Thoughts from last meeting

inode0 inode0 at gmail.com
Sat May 26 13:01:15 UTC 2012


On Sat, May 26, 2012 at 1:53 AM, Jon Stanley <jonstanley at gmail.com> wrote:
> On Fri, May 25, 2012 at 6:05 PM, Kevin Fenzi <kevin at scrye.com> wrote:
>
>> If layered product folks start getting a flood of "I'm using version
>> $foo of your product" and thats the version shipped in RHEL instead, we
>> might drop this from EPEL to avoid causing undue support burden on
>> them? Then again, another layered product might say "well, thats not
>> what we ship, reinstall with $foo before we support you" Or another one
>> might say "we think it's great that EPEL ships this so we can get more
>> people testing it and providing feedback".
>
> In reality "layered product folks" is GSS. They get *all* support
> inquires, no matter how large the customer. If they have a TAM, that
> TAM is in the GSS org structure. So we can safely ignore the product
> management side of this (who could probably be considered the "owners"
> of the layered product channels).

Who might be affected is certainly a wider a net than the "owner" of
the layered channel. But at the same time inclusion of *any* package
at all in EPEL can cause problems for GSS. I think this bit should be
dropped or replaced by something more generic stating the willingness
of the EPEL community to work with Red Hat to resolve any issues that
EPEL causes that adversely affect Red Hat operations, but short of a
guarantee that Red Hat can decide what is or isn't accepted by EPEL.

> In my world, we carefully screen every repo that we produce (via an
> internal repo building mechanism) for things that do not have the RPM
> signatures that we expect (which is the RHEL prod signature, plus a
> manually maintained whitelist of unsigned, EPEL, IHV, etc packages).
> Anything that snuck in from EPEL (or a RHEL beta, or whatever source
> it might be from, including unsigned) would be thus caught unless it
> was on the whitelist. I would posit that anyone who cares about the
> provenance of their packages, and knowingly consumes packages from
> alternative repos (EPEL being an example of such) does the same. If
> they don't, then the onus is on them to do something about it - not on
> EPEL to prevent them from shooting themselves in the foot.

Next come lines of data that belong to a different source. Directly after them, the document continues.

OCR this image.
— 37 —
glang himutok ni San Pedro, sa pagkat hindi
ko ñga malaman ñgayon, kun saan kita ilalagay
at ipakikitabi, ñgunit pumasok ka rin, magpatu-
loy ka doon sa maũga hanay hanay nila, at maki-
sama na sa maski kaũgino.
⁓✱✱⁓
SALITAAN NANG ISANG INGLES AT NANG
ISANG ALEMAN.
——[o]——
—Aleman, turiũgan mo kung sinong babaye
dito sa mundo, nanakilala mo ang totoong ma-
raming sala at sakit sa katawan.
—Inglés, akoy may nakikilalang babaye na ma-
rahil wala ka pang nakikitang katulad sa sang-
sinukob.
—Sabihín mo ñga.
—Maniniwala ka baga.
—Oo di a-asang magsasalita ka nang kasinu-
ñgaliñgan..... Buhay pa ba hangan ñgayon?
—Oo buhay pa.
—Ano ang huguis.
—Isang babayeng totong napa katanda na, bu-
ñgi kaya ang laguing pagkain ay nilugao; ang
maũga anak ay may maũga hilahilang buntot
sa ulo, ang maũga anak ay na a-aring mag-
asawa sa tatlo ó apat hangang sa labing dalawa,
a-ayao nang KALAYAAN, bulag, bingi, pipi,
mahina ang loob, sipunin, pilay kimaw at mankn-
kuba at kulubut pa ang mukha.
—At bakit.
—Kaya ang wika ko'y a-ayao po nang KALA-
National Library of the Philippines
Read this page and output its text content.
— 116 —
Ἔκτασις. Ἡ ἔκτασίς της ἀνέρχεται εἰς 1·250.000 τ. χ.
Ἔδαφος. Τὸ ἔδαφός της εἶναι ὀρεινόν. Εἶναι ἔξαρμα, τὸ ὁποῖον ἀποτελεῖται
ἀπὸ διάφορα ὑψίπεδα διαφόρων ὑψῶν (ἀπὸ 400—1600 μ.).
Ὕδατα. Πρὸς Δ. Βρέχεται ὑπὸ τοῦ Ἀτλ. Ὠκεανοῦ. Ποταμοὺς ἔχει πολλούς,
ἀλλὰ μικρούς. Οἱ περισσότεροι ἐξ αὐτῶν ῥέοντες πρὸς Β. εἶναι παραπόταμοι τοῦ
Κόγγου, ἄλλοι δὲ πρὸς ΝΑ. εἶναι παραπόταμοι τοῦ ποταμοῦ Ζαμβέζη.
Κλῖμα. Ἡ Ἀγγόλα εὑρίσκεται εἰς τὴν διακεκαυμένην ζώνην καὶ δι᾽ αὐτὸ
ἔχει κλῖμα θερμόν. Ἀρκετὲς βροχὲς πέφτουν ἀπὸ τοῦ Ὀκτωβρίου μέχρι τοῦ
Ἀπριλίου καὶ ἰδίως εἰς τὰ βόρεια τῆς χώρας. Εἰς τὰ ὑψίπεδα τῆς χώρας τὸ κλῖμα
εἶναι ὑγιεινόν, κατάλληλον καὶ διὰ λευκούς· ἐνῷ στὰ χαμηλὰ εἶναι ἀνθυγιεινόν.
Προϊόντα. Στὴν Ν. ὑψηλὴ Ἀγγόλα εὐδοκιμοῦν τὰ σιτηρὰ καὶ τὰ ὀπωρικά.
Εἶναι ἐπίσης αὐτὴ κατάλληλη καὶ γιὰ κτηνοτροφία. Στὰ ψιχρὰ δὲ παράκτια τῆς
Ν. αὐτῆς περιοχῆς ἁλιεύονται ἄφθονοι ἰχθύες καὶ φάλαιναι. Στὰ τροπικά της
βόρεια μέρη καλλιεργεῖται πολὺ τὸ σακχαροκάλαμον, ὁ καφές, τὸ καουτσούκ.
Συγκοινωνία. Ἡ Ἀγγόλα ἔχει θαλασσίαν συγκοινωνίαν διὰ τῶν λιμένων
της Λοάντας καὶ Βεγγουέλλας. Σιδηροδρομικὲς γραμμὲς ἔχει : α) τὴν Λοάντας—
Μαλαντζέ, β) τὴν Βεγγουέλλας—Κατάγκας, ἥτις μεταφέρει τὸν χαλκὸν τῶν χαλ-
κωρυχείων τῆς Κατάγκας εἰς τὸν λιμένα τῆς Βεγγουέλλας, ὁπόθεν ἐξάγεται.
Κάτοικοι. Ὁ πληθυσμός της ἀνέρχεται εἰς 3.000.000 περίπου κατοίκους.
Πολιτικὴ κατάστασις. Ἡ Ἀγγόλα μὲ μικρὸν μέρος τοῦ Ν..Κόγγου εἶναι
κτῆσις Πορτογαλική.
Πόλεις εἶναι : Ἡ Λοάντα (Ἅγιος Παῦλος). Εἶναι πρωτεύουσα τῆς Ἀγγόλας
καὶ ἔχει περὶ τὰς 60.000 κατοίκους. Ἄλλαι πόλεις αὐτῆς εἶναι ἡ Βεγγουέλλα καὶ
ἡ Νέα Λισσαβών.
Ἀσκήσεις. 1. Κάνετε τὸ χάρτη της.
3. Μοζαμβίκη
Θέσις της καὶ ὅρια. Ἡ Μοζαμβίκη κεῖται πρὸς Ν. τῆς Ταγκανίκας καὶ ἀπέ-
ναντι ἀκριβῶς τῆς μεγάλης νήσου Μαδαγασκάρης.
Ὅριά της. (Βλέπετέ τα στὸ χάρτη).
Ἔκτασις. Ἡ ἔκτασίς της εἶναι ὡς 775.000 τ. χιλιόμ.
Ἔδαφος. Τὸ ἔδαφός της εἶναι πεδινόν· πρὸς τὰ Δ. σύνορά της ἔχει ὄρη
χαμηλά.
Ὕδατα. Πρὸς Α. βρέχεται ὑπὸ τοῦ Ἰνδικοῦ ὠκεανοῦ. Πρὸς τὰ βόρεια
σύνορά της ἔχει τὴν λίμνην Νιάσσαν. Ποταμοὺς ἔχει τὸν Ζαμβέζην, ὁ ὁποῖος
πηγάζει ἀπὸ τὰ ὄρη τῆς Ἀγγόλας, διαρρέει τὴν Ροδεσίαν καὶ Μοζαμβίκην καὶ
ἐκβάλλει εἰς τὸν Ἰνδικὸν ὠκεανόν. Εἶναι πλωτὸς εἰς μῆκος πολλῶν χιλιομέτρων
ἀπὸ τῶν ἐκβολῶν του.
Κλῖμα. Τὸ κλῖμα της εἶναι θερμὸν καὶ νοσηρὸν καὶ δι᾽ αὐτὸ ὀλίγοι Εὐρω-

For large, well-heeled, enterprises it doesn't matter what content
EPEL includes because those enterprises take full responsibility for
what content they allow into their enterprises. I doubt most EPEL
consumers actually function this way though, even though they might
very much like to. If EPEL doesn't want to take this responsibility
then it is just another 3rd party repository and it might as well drop
all restrictions based on conflicts with RHEL packages and leave
sorting out the mess to the people using EPEL.